# Value Charts and Price Action Profile



## kiers (18 February 2008)

Gents,

I am new to this forum and website. I am from Amsterdam, The Netherlands and ran into this website which looks professional. Or maybe it is the Aussie attitude that attracts too.

Here is my question: who is willing to share ideas and/or build a system around the idea written down in the book 'Dynamic Trading Indicators: Winning with Value Charts and Price Action Profile' by Mark Helweg (Author), David Stendahl (co-founder of RINA Systems, Inc) http://www.amazon.com/Dynamic-Trading-Indicators-Winning-Profile/dp/0471215570

I have a downloaded .pdf version of the book at home which I can send you if interested in working together on a system or at least sharing ideas how to make this mean reversion indicator into a system.

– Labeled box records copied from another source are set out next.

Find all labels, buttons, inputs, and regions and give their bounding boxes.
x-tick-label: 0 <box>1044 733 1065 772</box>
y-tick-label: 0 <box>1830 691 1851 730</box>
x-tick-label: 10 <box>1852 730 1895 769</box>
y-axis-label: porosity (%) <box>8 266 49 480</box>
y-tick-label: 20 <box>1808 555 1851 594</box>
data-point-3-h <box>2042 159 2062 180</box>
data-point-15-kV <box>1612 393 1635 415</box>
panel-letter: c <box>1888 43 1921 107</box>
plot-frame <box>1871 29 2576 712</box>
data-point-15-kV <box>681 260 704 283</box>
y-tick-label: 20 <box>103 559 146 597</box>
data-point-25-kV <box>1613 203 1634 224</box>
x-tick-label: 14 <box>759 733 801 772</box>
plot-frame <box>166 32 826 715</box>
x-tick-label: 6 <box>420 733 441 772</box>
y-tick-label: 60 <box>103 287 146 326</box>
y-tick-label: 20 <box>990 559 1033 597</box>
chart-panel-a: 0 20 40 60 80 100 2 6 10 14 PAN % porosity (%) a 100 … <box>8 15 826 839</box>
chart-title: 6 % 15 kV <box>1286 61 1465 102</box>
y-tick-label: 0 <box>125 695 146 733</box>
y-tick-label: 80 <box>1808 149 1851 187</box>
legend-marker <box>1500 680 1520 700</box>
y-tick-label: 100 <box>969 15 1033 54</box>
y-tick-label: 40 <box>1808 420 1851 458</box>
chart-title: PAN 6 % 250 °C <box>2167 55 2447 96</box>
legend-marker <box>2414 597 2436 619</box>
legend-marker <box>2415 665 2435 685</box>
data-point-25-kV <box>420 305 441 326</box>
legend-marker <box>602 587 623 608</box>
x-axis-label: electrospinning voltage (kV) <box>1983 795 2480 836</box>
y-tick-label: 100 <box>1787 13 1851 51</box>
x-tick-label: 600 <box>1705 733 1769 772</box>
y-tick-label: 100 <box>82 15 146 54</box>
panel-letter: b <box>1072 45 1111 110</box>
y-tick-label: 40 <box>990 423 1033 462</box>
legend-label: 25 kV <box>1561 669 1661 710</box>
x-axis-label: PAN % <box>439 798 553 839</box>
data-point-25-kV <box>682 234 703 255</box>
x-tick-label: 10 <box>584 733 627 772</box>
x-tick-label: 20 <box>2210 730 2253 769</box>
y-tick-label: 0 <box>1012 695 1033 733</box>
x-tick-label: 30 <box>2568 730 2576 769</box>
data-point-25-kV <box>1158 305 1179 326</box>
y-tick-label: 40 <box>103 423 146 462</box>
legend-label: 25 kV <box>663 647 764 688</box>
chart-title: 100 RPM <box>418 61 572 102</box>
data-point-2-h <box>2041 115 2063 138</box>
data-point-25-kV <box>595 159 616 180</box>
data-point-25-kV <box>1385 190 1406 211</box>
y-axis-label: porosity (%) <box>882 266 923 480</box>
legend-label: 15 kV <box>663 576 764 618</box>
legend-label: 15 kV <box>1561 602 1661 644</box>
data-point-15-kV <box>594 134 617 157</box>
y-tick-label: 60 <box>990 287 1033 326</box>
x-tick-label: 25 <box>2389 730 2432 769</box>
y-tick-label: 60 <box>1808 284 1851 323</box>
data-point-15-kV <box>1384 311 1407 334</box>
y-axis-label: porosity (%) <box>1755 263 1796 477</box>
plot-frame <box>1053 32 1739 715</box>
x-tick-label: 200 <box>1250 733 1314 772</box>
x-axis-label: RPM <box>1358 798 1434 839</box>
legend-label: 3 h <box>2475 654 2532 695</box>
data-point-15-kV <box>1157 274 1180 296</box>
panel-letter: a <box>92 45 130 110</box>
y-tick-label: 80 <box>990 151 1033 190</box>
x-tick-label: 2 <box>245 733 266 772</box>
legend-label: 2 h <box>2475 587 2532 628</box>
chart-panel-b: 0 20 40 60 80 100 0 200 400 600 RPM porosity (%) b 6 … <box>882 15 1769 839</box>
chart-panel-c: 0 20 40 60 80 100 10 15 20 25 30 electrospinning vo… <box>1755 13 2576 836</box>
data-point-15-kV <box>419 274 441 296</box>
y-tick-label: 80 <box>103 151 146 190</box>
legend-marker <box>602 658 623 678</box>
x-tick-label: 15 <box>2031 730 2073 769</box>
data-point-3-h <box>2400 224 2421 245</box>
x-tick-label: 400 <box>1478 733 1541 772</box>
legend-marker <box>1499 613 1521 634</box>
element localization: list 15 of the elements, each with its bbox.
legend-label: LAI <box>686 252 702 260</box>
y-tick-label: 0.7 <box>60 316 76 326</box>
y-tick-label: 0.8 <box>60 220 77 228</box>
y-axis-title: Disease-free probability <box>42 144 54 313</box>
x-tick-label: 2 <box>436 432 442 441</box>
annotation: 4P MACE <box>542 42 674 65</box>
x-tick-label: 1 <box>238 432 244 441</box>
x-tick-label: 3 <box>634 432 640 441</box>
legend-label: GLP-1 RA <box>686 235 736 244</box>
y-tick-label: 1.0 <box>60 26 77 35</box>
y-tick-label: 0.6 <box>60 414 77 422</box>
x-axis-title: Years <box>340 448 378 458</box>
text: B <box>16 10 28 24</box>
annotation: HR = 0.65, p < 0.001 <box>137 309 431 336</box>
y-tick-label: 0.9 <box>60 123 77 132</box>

I also have an Easy Language TS8 code for this idea as a starter. Who is willing to share and add to this basic code and create a system around it?

Please contact me at edkiers2002@hotmail.com 

Kind regards,

Ed


----------



## julius (20 February 2008)

Ed, please post more details about the system...nothing complex just the basics.


----------



## kiers (22 February 2008)

Here you see a Value Chart, so if this is the basic thing then what do we build around it? When to accept longs in oversold en shorts in overbought for example?


----------